Pemerintah lintas kementerian, menurut Agus, memahami peran krusial manufaktur dalam perekonomian nasional. Oleh karena itu, revisi peraturan ini menjadi salah satu bentuk dukungan pemerintah terhadap sektor tersebut.
Penjelasan Menteri Perdagangan Mengenai Revisi Permendag 8
Menteri Perdagangan (Mendag), Budi Santoso, menyatakan bahwa revisi Permendag 8 telah hampir selesai dibahas.
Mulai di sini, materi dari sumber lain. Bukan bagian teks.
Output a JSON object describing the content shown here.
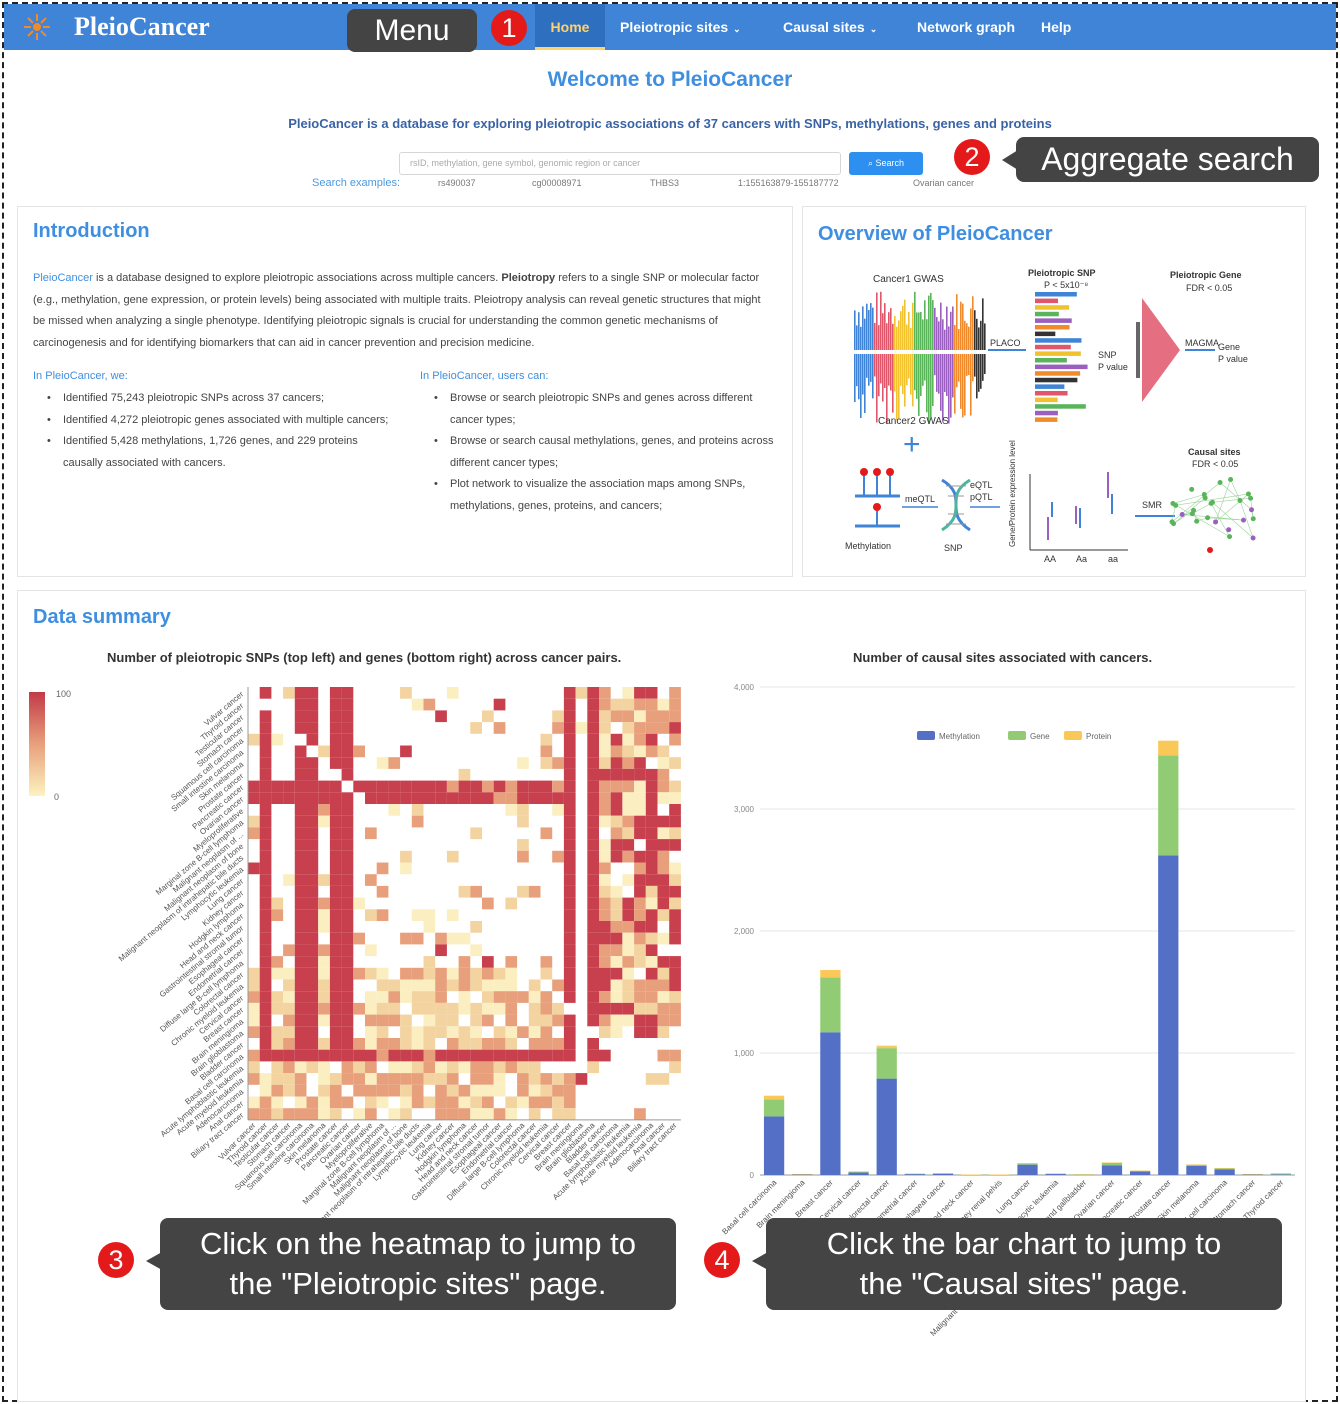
{
  "nav": {
    "logo": "PleioCancer",
    "items": [
      {
        "label": "Home",
        "caret": false,
        "active": true
      },
      {
        "label": "Pleiotropic sites",
        "caret": true,
        "active": false
      },
      {
        "label": "Causal sites",
        "caret": true,
        "active": false
      },
      {
        "label": "Network graph",
        "caret": false,
        "active": false
      },
      {
        "label": "Help",
        "caret": false,
        "active": false
      }
    ]
  },
  "callouts": {
    "menu": {
      "num": "1",
      "text": "Menu"
    },
    "search": {
      "num": "2",
      "text": "Aggregate search"
    },
    "heatmap": {
      "num": "3",
      "line1": "Click on the heatmap to jump to",
      "line2": "the \"Pleiotropic sites\" page."
    },
    "bar": {
      "num": "4",
      "line1": "Click the bar chart to jump to",
      "line2": "the \"Causal sites\" page."
    }
  },
  "welcome": "Welcome to PleioCancer",
  "tagline": "PleioCancer is a database for exploring pleiotropic associations of 37 cancers with SNPs, methylations, genes and proteins",
  "search": {
    "placeholder": "rsID, methylation, gene symbol, genomic region or cancer",
    "button": "Search",
    "examples_label": "Search examples:",
    "examples": [
      "rs490037",
      "cg00008971",
      "THBS3",
      "1:155163879-155187772",
      "Ovarian cancer"
    ]
  },
  "intro": {
    "title": "Introduction",
    "p_lead": "PleioCancer",
    "p_body": " is a database designed to explore pleiotropic associations across multiple cancers. ",
    "p_bold": "Pleiotropy",
    "p_rest": " refers to a single SNP or molecular factor (e.g., methylation, gene expression, or protein levels) being associated with multiple traits. Pleiotropy analysis can reveal genetic structures that might be missed when analyzing a single phenotype. Identifying pleiotropic signals is crucial for understanding the common genetic mechanisms of carcinogenesis and for identifying biomarkers that can aid in cancer prevention and precision medicine.",
    "we_head": "In PleioCancer, we:",
    "we_items": [
      "Identified 75,243 pleiotropic SNPs across 37 cancers;",
      "Identified 4,272 pleiotropic genes associated with multiple cancers;",
      "Identified 5,428 methylations, 1,726 genes, and 229 proteins causally associated with cancers."
    ],
    "users_head": "In PleioCancer, users can:",
    "users_items": [
      "Browse or search pleiotropic SNPs and genes across different cancer types;",
      "Browse or search causal methylations, genes, and proteins across different cancer types;",
      "Plot network to visualize the association maps among SNPs, methylations, genes, proteins, and cancers;"
    ]
  },
  "overview": {
    "title": "Overview of PleioCancer",
    "labels": {
      "cancer1": "Cancer1 GWAS",
      "cancer2": "Cancer2 GWAS",
      "pleio_snp": "Pleiotropic SNP",
      "pleio_snp_th": "P < 5x10⁻⁸",
      "pleio_gene": "Pleiotropic Gene",
      "pleio_gene_th": "FDR < 0.05",
      "placo": "PLACO",
      "snp_p": "SNP",
      "snp_p2": "P value",
      "magma": "MAGMA",
      "gene_p": "Gene",
      "gene_p2": "P value",
      "meqtl": "meQTL",
      "eqtl": "eQTL",
      "pqtl": "pQTL",
      "methylation": "Methylation",
      "snp": "SNP",
      "expr": "Gene/Protein expression level",
      "aa1": "AA",
      "aa2": "Aa",
      "aa3": "aa",
      "smr": "SMR",
      "causal": "Causal sites",
      "causal_th": "FDR < 0.05"
    }
  },
  "summary": {
    "title": "Data summary",
    "heatmap_title": "Number of pleiotropic SNPs (top left) and genes (bottom right) across cancer pairs.",
    "legend_max": "100",
    "legend_min": "0",
    "bar_title": "Number of causal sites associated with cancers."
  },
  "chart_data": [
    {
      "type": "heatmap",
      "title": "Number of pleiotropic SNPs (top left) and genes (bottom right) across cancer pairs.",
      "color_range": [
        0,
        100
      ],
      "row_labels": [
        "Vulvar cancer",
        "Thyroid cancer",
        "Testicular cancer",
        "Stomach cancer",
        "Squamous cell carcinoma",
        "Small intestine carcinoma",
        "Skin melanoma",
        "Prostate cancer",
        "Pancreatic cancer",
        "Ovarian cancer",
        "Myeloproliferative",
        "Marginal zone B-cell lymphoma",
        "Malignant neoplasm of ...",
        "Malignant neoplasm of bone",
        "Malignant neoplasm of intrahepatic bile ducts",
        "Lymphocytic leukemia",
        "Lung cancer",
        "Kidney cancer",
        "Hodgkin lymphoma",
        "Head and neck cancer",
        "Gastrointestinal stromal tumor",
        "Esophageal cancer",
        "Endometrial cancer",
        "Diffuse large B-cell lymphoma",
        "Colorectal cancer",
        "Chronic myeloid leukemia",
        "Cervical cancer",
        "Breast cancer",
        "Brain meningioma",
        "Brain glioblastoma",
        "Bladder cancer",
        "Basal cell carcinoma",
        "Acute lymphoblastic leukemia",
        "Acute myeloid leukemia",
        "Adenocarcinoma",
        "Anal cancer",
        "Biliary tract cancer"
      ]
    },
    {
      "type": "bar",
      "title": "Number of causal sites associated with cancers.",
      "ylim": [
        0,
        4000
      ],
      "yticks": [
        "0",
        "1,000",
        "2,000",
        "3,000",
        "4,000"
      ],
      "categories": [
        "Basal cell carcinoma",
        "Brain meningioma",
        "Breast cancer",
        "Cervical cancer",
        "Colorectal cancer",
        "Endometrial cancer",
        "Esophageal cancer",
        "Head and neck cancer",
        "Kidney renal pelvis",
        "Lung cancer",
        "Lymphocytic leukemia",
        "Malignant neoplasm of intrahepatic bile ducts and gallbladder",
        "Ovarian cancer",
        "Pancreatic cancer",
        "Prostate cancer",
        "Skin melanoma",
        "Small cell carcinoma",
        "Stomach cancer",
        "Thyroid cancer"
      ],
      "series": [
        {
          "name": "Methylation",
          "color": "#5470c6",
          "values": [
            480,
            5,
            1170,
            20,
            790,
            8,
            10,
            3,
            3,
            85,
            8,
            4,
            80,
            30,
            2620,
            75,
            45,
            5,
            5
          ]
        },
        {
          "name": "Gene",
          "color": "#91cc75",
          "values": [
            140,
            3,
            450,
            8,
            250,
            3,
            5,
            1,
            1,
            10,
            4,
            2,
            20,
            5,
            820,
            10,
            10,
            3,
            8
          ]
        },
        {
          "name": "Protein",
          "color": "#fac858",
          "values": [
            30,
            0,
            60,
            2,
            20,
            1,
            1,
            0,
            0,
            2,
            1,
            0,
            3,
            1,
            120,
            2,
            2,
            0,
            1
          ]
        }
      ]
    }
  ]
}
Ia menargetkan revisi tersebut akan segera ditandatangani pada pekan yang sama pengumuman tersebut.
Budi menyampaikan optimisme penyelesaian revisi Permendag 8. Ia berharap proses finalisasi dapat rampung dalam waktu dekat.
Dampak Revisi Permendag 8 Terhadap Tenaga Kerja dan Perekonomian Nasional
Salah satu tujuan utama revisi Permendag 8 adalah untuk melindungi tenaga kerja Indonesia. Revisi ini diharapkan dapat mencegah penurunan produktivitas di sektor manufaktur.
Dengan melindungi sektor manufaktur, pemerintah berupaya menjaga stabilitas perekonomian nasional. Sektor manufaktur memiliki peran signifikan dalam menyerap tenaga kerja dan berkontribusi pada PDB.
Revisi ini diharapkan dapat menciptakan iklim investasi yang lebih kondusif dan mendorong pertumbuhan ekonomi yang berkelanjutan. Hal ini akan berdampak positif terhadap kesejahteraan masyarakat Indonesia.
Pemerintah berkomitmen untuk terus melakukan evaluasi dan perbaikan regulasi guna mendukung perkembangan industri manufaktur di Indonesia. Kolaborasi antar kementerian menjadi kunci keberhasilan upaya ini.
Dengan selesainya revisi Permendag 8, diharapkan akan tercipta kebijakan perdagangan yang lebih adil dan berkelanjutan, yang mampu menyeimbangkan kepentingan pelaku usaha dengan kebutuhan perlindungan tenaga kerja dan perekonomian nasional.
Proses penyelesaian revisi ini menandakan komitmen pemerintah untuk menciptakan lingkungan usaha yang lebih baik dan mendukung pertumbuhan ekonomi yang inklusif dan berkelanjutan.
Secara keseluruhan, revisi Permendag 8 diharapkan menjadi langkah strategis pemerintah dalam mendorong pertumbuhan sektor manufaktur dan melindungi tenaga kerja Indonesia. Keberhasilan revisi ini akan berdampak signifikan terhadap perekonomian nasional.